Really equal? Naturally!
January 3rd, 2010You have a set of 2N+1 natural numbers, with the following property: if you remove any one element, you can partition the remaining 2N elements into two sets A and B, each of size N, such that the sum of the N numbers in set A equals the sum of the N numbers in set B. Prove that all the numbers in the original set are equal.
Try to solve the riddle in the more general case, where the numbers are not necessarily natural, but arbitrary reals (some knowledge of algebra is helpful here).
January 3rd, 2010 at 4:47 pm
Solution:
Denote the set by S.
For Naturals:
First, lets notice that if S has the property, so does tS for every scalar t. Also, S+t has the property, because each partition is into two sets of equal size N.
Second, we notice that for every element x in S, sum(S-x) = sum(A) + sum(B) = 2 * sum(A) and it’s an even number.
Therefore, sum(S) is even iff x is even - which is correct for every element x. Therefore all elements of S has the same parity.
Now, first we take S and subtract min(S) from it. it will still have the property, still be all natural numbers, and now has a 0 element.
Since 0 is even, all elements are even, and so we can divide by 2 - again and again. if not all elements were 0, sometime, one of them will become odd, and this is a contradiction.
Therefore, they were all 0 - so all of S elements were equal.
For Integers:
Simply subtract min(S), and now all of S’s elements are non-negatives and integers.
For Rationals:
Simply multiply S by LCM(denominators of S) - now they’re all integers.
For Reals and Complex:
Since Q is a field, and we know that every set of rational numbers that have the property are all equal, we can write the following:
Let M be a 2N+1 x 2N+1 matrix, such that - the main diagonal is all 0’s. every Row has exactly N 1’s and N (-1)’s.
Then the dimension of the Nullspace of this matrix is 1: only vectors of type (x,x,x…,x)
So Rank(M) = 2N
but if Rank(M) = 2N in Q, it’s also the rank of the matrix in any other superfield of Q, such as R and C.
So the only vectors in the nullspace of this matrix are (x,…,x) in those fields too.
January 3rd, 2010 at 5:34 pm
Nadav,
Good solution. In the last part (the proof for the reals/complex) you use an assertion (without proof) that the rank is the same over Q and over R. The assertion is of course true (I prove it below for other readers). But then the construction of the matrix is not necessary and a more elegant solution exists (again, see below).
The Missing Proof that the Rank Does not Change:
Let T be a set of m vectors from Qn, independent over Q. Then T is also independent over R. Otherwise, let a1,…,am (in R) be the non-trivial coefficients than make the sum 0. Let e1,…,ek be a basis for the extension field Q(a1,…,am). Then in at least one coordinate, we have a non-trivial sum over Q that is 0. Contradiction.
A More Elegant Solution (no need to talk about matrices):
Let S be our set of reals.

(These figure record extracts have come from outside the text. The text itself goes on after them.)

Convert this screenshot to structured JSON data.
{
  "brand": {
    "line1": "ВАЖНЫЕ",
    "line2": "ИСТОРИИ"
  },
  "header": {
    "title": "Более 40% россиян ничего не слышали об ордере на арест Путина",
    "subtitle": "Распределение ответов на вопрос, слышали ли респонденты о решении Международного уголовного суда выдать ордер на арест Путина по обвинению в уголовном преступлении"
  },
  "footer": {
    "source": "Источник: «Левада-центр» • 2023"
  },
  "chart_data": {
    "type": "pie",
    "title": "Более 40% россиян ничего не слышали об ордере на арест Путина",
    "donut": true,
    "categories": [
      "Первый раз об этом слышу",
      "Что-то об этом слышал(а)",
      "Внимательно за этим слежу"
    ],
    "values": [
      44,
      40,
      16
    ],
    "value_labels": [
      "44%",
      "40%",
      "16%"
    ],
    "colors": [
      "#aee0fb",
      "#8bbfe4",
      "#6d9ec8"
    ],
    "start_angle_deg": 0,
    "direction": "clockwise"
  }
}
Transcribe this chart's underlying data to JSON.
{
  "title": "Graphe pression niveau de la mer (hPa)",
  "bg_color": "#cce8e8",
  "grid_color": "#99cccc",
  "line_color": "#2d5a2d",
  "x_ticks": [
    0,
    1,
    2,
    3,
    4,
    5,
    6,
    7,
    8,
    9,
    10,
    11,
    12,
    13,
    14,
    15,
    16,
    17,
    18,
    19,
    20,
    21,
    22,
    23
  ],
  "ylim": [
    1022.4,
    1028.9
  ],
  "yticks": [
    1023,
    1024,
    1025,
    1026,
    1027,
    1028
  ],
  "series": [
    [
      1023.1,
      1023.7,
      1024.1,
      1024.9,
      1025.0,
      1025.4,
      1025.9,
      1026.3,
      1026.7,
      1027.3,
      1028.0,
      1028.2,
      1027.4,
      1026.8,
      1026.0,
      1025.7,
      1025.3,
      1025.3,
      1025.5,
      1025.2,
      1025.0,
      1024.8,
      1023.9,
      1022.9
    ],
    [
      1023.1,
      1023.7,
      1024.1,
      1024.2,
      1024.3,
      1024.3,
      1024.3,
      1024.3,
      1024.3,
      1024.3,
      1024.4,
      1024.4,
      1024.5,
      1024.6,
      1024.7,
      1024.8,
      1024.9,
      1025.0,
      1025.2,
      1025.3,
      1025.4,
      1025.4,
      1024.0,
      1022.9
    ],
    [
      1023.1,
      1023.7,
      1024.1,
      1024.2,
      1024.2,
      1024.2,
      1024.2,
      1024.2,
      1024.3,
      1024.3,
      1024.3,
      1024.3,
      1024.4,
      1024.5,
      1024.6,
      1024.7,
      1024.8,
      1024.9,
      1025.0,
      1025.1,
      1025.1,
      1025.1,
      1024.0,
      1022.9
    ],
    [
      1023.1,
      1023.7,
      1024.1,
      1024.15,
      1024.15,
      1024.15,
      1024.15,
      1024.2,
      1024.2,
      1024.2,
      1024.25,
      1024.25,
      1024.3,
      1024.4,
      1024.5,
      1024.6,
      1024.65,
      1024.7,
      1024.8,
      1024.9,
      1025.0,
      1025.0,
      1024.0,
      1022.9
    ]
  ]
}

As S is finite, take a finite-degree extension field of Q that contains all the elements of S. Take a basis, e1,…,en of this extension field. Now, our property holds for S i.f.f. it holds for the projection of the elements of S onto each of the coordinates defined by e1 and en, and it does hold for each coordinate, as it holds for Q.
January 3rd, 2010 at 10:46 pm
Seems to me that you’re forcing field extensions on what could be done with elementary-er linear algebra (not that there’s anything wrong with field extensions).
A More Elementary Proof that the Rank Does not Change:
The rank of the matrix can be defined as the maximal number K, such that there exists a K x K on minor which is non singular. Clearly, singularity does not change when the field is extended, as it can be defined over any field as “Determinant = 0″, and the determinant does not change. Thus the rank does not change either.
Good to see you updating again!
January 4th, 2010 at 10:51 am
Dan,
Great to hear from you!
I agree that with the matrix-solution field extensions are a little overkill (although I still like it better). I wrote it like that so as to use the same argument as in the more elegant matrix-less solution. I think that the matrix-less solution with the field extension is definitely more elegant.
And I will indeed start to update again, I have tons of new stuff to post…
January 9th, 2010 at 1:05 am
Hah, I was trying to prove that the rank of the matrix is 2N all day, because I proceeded directly to the general case… This was quite an unpleasant experience I can assure you
But the problem was worth it.
January 11th, 2010 at 12:53 am
Good one.
My solution to the private case is quite similar to Nadav’s, but much less elegant, so I’ll avoid writing it over here.
I still try to understand the solution to the general case (it’s been a few years since my last encounter with extension fields).
Is there a set of naturals, not all equal, that exhibit this behavior when for each division set A doesn’t need to be the same size as set B?
January 11th, 2010 at 10:22 am
Hi Rouli,
If you drop the condition that the two sets have equal size then the claim is no longer true. Take the set {1,1,1,3,3}.